Das Blockchain Car Ewallet soll E-Autos beispielsweise das einfache Abrechnen des Ladevorgangs ermöglichen.

Das Blockchain Car Ewallet soll E-Autos beispielsweise das einfache Abrechnen des Ladevorgangs ermöglichen. ZF

Unterschiedliche Bezahlsysteme erweisen sich für Elektroautos oft als Hürden. Um diese zu überwinden, hat ZF mit UBS und innogy Innovation Hub das Car Ewallet entwickelt, das über mehrere Zahl- und Abrechnungsfunktionen verfügt. Das Car Ewallet erlaubt Nutzern Autobahnmaut sowie Park- und Ladegebühren „on the go“ zu bezahlen. Gleichzeitig kann es Zahlungen entgegennehmen: etwa aus dem Car-Sharing, der Bereitstellung von Energie für das Stromnetz oder für Liefer-Services. Das Innogy Innovation Hub hat Anforderungen aus der Lade-Infrastruktur in das System integriert, was dem Car Ewallet ermöglicht, den Bezahlvorgang automatisch nach dem Laden der Batterie abzuschließen.

Automatischer Bezahlvorgang

Wie jede Geldbörse muss auch das Car Ewallet regelmäßig gefüllt werden. Nutzer können dies entweder vom heimischen PC aus oder mittels einer speziellen App durchführen. Damit wird das Auto vom Besitzer des Car Ewallet autorisiert, eigenständig Zahlungen bis zu einem bestimmten Limit durchzuführen. Wird beispielsweise auf der morgendlichen Fahrt ins Büro eine Maut fällig, zahlt das Auto automatisch die Gebühren. Der Fahrer wird erfasst, während er im Auto bleibt, gleichzeitig erhält der Nutzer online einen Update über alle Transaktionen des Car Ewallet.

Mit der gemeinsam von ZF, UBS und Innogy Innovation Hub entwickelten Lösung hat jeder Nutzer unkomplizierten Zugang zur auf der Blockchain registrierten Ladeinfrastruktur. Keine Registrierungs- oder Log-In-Vorgänge sind erforderlich, um die Ladestationen zu nutzen. Induktive Ladungen – etwa während einer Rotlichtphase oder an einem Zebrastreifen – können zwar nur geringe Energiemengen ins Fahrzeug übertragen, doch auch diese erhöhen die Reichweite von Elektroautos. Dank seiner Micropayment-Funktion ist das Car Ewallet in der Lage, auch sehr geringe Zahlungsbeträge zu verrechnen.

Zahlungsströme in beide Richtungen geplant

Geplant ist, das Bezahlsystem in Zukunft dafür auszulegen, auch Zahlungen entgegenzunehmen und Zugänge zum Fahrzeug für Dritte freizuschalten. Anstatt nur auf dem Parkplatz zu stehen, können Autos mit Car Ewallet beispielsweise Car-Sharing-Portalen zur Verfügung gestellt werden. Die Zugangsregelung erlaubt auch andere Anwendungen.

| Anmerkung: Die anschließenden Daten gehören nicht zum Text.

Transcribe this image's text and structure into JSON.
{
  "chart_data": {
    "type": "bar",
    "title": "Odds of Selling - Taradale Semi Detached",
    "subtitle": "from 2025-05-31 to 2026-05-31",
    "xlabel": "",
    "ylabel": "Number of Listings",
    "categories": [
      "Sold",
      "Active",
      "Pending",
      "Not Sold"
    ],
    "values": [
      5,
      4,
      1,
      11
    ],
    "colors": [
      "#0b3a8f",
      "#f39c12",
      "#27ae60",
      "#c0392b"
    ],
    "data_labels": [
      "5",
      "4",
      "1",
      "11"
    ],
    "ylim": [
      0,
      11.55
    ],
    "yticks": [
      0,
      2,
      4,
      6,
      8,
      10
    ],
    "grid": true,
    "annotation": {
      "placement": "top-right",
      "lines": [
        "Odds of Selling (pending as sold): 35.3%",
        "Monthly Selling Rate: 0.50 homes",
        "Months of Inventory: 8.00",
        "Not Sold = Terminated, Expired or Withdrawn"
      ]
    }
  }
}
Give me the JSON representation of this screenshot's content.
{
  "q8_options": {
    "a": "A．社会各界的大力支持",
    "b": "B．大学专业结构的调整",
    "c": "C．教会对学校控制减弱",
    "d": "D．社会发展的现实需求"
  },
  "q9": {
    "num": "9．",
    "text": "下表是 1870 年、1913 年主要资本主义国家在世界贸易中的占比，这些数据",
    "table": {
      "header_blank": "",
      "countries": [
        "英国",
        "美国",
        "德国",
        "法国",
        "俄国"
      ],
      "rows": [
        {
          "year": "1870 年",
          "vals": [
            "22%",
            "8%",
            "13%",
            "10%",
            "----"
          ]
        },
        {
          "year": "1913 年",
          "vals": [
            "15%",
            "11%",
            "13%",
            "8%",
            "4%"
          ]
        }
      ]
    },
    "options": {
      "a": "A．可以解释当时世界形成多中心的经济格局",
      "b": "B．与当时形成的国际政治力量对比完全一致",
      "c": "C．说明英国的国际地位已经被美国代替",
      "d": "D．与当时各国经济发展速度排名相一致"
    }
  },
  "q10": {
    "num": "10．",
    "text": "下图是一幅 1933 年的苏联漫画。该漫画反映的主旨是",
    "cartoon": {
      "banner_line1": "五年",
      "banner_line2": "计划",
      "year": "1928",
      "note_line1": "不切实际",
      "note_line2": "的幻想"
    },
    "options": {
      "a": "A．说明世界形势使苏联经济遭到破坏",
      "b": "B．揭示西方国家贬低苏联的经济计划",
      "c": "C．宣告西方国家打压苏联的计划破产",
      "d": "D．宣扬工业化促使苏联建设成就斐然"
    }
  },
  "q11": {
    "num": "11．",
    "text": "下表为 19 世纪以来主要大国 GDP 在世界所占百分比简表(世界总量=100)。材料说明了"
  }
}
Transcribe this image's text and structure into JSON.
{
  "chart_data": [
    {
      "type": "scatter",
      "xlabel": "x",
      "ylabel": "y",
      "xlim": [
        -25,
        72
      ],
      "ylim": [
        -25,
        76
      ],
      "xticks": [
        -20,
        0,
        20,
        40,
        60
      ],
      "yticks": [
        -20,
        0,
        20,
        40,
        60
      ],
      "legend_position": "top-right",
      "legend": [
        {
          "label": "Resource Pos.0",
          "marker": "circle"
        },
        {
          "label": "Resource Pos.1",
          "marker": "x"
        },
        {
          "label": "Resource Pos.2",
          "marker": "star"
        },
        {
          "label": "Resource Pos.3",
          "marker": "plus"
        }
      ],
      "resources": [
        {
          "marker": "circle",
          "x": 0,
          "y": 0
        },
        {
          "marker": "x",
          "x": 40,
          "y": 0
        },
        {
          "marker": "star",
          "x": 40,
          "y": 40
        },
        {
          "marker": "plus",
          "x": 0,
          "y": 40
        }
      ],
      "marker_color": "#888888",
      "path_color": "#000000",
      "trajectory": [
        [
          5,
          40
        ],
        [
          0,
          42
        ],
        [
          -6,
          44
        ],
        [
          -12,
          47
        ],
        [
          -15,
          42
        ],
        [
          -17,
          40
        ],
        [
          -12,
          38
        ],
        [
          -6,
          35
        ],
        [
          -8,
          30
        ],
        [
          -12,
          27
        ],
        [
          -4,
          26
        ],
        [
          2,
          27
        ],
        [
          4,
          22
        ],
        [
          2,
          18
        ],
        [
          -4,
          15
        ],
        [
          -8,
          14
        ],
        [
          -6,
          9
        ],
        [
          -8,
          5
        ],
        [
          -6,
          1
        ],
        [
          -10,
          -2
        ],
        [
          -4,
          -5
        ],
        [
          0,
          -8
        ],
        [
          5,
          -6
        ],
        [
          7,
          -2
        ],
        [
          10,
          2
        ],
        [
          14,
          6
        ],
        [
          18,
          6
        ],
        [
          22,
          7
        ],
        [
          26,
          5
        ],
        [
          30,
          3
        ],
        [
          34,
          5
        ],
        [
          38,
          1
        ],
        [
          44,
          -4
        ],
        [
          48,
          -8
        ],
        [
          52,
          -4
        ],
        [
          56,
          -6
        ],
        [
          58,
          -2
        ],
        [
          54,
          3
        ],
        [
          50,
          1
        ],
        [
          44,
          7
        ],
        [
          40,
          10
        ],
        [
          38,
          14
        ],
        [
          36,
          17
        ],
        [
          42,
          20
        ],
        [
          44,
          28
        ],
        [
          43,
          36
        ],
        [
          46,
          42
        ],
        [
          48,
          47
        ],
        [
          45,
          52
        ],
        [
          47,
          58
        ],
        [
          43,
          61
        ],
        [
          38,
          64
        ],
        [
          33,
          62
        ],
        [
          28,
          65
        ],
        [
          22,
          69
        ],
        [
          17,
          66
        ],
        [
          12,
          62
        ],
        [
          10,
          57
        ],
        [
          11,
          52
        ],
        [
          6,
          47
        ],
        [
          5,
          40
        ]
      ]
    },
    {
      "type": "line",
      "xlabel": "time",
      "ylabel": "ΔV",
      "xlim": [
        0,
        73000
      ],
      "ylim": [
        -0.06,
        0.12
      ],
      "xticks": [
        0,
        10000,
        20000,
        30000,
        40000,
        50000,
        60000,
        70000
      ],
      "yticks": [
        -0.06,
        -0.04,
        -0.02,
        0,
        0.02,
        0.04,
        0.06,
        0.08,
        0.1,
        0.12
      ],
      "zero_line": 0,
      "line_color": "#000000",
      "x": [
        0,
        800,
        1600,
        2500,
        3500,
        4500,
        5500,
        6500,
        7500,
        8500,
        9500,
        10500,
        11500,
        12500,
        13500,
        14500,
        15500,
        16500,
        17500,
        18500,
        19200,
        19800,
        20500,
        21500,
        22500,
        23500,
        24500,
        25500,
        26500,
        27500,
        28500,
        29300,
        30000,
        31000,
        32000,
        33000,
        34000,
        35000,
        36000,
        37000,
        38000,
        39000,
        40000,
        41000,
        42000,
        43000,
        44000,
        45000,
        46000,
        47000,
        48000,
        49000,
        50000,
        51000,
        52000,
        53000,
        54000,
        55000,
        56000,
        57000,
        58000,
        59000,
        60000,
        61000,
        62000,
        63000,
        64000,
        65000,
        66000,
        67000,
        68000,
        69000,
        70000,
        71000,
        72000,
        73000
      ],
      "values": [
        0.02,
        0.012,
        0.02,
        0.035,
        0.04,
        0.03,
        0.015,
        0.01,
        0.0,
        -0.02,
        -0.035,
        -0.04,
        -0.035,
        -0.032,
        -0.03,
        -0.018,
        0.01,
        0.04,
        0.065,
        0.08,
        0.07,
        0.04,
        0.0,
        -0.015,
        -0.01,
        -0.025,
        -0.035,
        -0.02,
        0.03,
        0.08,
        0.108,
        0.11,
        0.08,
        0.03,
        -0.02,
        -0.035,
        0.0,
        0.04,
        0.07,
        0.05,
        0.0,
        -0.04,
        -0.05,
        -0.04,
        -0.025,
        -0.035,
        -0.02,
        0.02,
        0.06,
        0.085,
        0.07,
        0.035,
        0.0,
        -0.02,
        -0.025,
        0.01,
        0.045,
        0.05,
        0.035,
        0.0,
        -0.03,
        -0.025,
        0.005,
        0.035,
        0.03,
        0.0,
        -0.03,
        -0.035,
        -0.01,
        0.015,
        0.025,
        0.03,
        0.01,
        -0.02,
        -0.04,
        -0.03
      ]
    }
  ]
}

So kann der Car Ewallet-Nutzer den Kofferraum seines parkenden Fahrzeugs öffnen lassen, wenn ein definierter Authentifizierungscode – etwa auf einem Paket – eingescannt wird. Auf diese Weise sollen Paketlieferungen sind direkt ins Fahrzeug möglich werdem.

Das Car Ewallet erlaubt darüber hinaus eine Einbindung in intelligente Energieversorgungssysteme. Zukünftig können diese Systeme die Blockchain-Technologie im Fahrzeug dafür nutzen, Ladeprozesse danach auszurichten, ob erneuerbare Energie im Netz verfügbar ist. Vor allem kann das Fahrzeug Energie zurück ins Netz speisen, wenn der Nutzer einer entsprechenden Anfrage zustimmt.

Blockchain-Technologie für Bezahlsysteme

Technische Basis des Car Ewallet ist die Blockchain-Technologie, die erlaubt, geschäftliche Transaktionen nahezu in Echtzeit durchzuführen, ohne hierzu eine zentrale Instanz oder einen vertrauenswürdigen Dritten zu benötigen. Die Blockchain-Technologie basiert darauf, dass in einer virtuellen, kryptografisch abgesicherten Kette aus Datenblöcken alle Transaktionen gespeichert werden – und so eine Liste mit den Kontoständen aller Nutzer entsteht. Weil diese Liste auf zahlreichen Computern gespeichert und für alle Nutzer kontrollierbar ist, gilt das System als sehr sicher.

Für 2017 planen die Partner einen Feldtest.